To reprint any of those, I need to recreate them as digital documents.
That seems easy enough, except for these issues:
1) The text layout of these booklets is in obsolete "Ready-Set-Go"
software. I no longer have a computer that will even run it. So I
have to scan and OCR or retype all the text
2) The artwork for these booklets is in MacDraw, which I now have to
convert to a Pict and then into a grossly oversized GIF format that
will scale back into a high-resoloution drawing. In some cases, there
are drawings that slipped through the backup cracks when my old
computers died, and those have to be completely re-drawn.
3) All photos have to be scanned. However, in a few cases, those
photos were borrowed. I have to either scan the halftones (at
extremeley high resolution to alow removal of the dot patterns with
filtering, but without introducing moire), or search out replacements.
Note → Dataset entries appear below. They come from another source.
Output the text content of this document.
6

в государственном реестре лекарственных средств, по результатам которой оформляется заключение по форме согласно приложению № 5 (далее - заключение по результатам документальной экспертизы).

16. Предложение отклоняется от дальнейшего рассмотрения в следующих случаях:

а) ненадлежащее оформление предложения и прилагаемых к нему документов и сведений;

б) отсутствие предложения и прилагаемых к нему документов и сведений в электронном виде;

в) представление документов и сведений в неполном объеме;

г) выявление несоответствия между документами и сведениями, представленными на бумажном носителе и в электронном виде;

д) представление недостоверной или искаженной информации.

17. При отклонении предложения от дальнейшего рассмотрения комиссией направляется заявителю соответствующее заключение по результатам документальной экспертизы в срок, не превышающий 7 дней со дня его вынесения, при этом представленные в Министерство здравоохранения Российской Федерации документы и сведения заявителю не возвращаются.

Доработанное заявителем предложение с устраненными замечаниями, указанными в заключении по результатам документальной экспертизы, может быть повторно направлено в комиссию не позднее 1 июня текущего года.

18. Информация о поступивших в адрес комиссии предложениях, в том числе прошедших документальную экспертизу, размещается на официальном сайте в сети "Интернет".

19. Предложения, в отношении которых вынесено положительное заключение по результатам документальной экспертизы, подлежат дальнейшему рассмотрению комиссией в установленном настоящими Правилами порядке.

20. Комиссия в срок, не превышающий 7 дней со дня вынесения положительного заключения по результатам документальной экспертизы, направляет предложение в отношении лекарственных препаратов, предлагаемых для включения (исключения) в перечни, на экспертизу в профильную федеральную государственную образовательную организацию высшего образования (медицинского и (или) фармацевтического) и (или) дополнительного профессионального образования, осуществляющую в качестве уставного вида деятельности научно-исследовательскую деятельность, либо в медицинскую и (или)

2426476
4) I heve been severly distracted from Saturn Press by other matters,
and I'm franlkly rather burned out on Saturn Press. I am shamefully
behind on filling orders. I shouldn't be spending this time online,
frankly--My priorities have to be: Fill orders, get new products out,
and very last, reconstruct old products. And as far as reconstruction
old products goes, I suspect that I should put a higher priority on
"The Art of Scale Model Rocketry."
I will only commit to one thing--I will have something new or a new
edition of something old at NARAM. Because if I don't, I won't be able
to afford to go. With any luck it will be something that gets me
geeked up enought to get another item done.